Although so many conversations over recent years have revolved around market consolidation, the fact remains that there is still plenty of movement in the job market, particularly at the top end of the scale in bank terms. There is an adage which suggests that if a trader or salesperson has not resumed employment within six months of leaving his or her last job, the prospects of re-employment get much tougher.

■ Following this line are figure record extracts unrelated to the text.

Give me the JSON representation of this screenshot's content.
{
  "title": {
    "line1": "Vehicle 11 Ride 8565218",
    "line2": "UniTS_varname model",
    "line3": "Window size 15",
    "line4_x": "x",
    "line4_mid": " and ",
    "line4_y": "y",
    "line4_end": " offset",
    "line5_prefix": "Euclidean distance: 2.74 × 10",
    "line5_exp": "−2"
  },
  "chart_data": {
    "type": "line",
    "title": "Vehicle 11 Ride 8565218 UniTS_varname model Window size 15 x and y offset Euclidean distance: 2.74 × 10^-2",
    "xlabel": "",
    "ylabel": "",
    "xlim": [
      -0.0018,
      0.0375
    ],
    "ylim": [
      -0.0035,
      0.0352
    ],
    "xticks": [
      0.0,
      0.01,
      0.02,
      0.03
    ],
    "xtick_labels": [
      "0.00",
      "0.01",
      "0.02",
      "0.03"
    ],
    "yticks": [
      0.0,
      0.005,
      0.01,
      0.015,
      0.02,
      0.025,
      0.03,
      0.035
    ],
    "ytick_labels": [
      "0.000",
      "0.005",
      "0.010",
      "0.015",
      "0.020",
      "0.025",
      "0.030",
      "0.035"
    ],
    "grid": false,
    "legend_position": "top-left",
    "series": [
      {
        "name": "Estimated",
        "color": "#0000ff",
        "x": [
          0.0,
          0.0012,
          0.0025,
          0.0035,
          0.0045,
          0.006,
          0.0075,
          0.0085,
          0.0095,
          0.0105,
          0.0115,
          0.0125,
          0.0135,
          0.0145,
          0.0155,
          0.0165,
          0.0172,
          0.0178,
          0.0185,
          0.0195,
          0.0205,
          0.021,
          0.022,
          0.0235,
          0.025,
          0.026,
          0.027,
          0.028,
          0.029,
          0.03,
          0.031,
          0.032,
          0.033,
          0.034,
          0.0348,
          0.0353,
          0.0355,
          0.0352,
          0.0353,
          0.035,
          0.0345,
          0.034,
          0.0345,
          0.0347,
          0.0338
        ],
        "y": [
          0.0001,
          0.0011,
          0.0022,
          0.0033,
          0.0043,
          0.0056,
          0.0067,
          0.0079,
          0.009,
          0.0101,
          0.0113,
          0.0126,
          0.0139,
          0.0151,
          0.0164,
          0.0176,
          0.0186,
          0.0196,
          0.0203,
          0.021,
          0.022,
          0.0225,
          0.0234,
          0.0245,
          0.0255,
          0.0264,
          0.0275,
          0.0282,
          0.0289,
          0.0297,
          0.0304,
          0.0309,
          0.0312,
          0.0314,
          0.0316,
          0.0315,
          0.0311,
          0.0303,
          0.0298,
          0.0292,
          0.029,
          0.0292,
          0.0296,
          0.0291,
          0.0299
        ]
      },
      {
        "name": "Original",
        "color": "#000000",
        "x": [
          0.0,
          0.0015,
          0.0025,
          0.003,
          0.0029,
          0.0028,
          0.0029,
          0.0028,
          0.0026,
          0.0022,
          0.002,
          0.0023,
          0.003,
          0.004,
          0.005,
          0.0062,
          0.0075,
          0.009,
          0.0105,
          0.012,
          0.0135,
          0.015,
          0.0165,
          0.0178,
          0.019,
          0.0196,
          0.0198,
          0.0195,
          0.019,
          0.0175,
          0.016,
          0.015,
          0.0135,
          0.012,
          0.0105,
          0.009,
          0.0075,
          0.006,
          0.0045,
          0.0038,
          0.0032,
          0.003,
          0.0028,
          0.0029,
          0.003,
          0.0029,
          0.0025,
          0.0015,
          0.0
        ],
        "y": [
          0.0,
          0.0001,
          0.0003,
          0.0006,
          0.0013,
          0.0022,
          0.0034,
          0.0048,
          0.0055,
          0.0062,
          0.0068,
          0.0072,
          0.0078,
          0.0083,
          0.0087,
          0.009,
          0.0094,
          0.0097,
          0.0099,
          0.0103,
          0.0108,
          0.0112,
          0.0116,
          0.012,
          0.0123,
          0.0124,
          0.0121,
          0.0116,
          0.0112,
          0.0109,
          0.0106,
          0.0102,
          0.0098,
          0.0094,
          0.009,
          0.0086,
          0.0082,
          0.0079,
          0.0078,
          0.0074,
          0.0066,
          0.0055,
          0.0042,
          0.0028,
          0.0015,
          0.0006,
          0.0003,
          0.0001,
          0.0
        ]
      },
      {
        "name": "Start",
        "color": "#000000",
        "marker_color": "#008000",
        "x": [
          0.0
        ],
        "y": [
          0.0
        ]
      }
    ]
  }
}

Equally, it is often stated that it is easier to get a job whilst you are in a job.
Michael Williams and Associates (MWA), a retained search firm in London, have made moves to widen their potential net of candidates by adding a new feature to their Website which allows candidates to register with the company without the need to provide a full CV.
Neil Price of MWA points out that the candidates are not committing to a change of employer, but are registering interest should the right role emerge. “The system allows people to put forward information about themselves in a discreet manner,” he says. “We then incorporate it into our database, which widens our knowledge of people in the industry – for over 10 years we have been in contact with numerous people, but you cannot claim to know everybody in such a vast market – and adds to our regular sourcing methods.”
Price stresses that any information is for internal use only. “Effectively it forms part of the initial phase of a search in sourcing candidates”, he says, adding that rather than be a shop window for potential job seekers, the service allows MWA to inform the candidates of roles available in the market which would be suited to them. “In effect, it allows market professionals to keep track of events in the job market relating to their particular discipline,” he says.
One of the advantages of the new service is, says Price, that it is less formal than a CV. “Typically, unless they are actively seeking employment, market professionals do not have the time or inclination to draft a full CV, this way they can offer as much – or as little – detail as they wish, without obligation on either party.” The data stored is then periodically searched and individuals flagged should their details match certain parameters associated with the post.
Price says the service is a “small add-on” to MWA’s regular processes, but makes the point that a changing market requires changing processes. There is also the unspoken advantage from the fact that subconsciously the prospective candidates are not concerned with selling themselves, therefore the data received is likely to be “raw”.
“This whole process can be quicker and more flexible,” says Price, “It also offers comfort for candidates that they are dealing with professionals at the right level of the market. Our clients are within the top 15-20 banks, therefore we will be presenting jobs within the leading market participants.”
Early indications are, continues Price, that the service has been well received; he speaks of an “excellent response” to the launch. He also expects it to help widen the geographical net for MWA, especially given what he perceives as an increasing interest in London-based jobs from dealing professionals outside of the more recognised financial centres.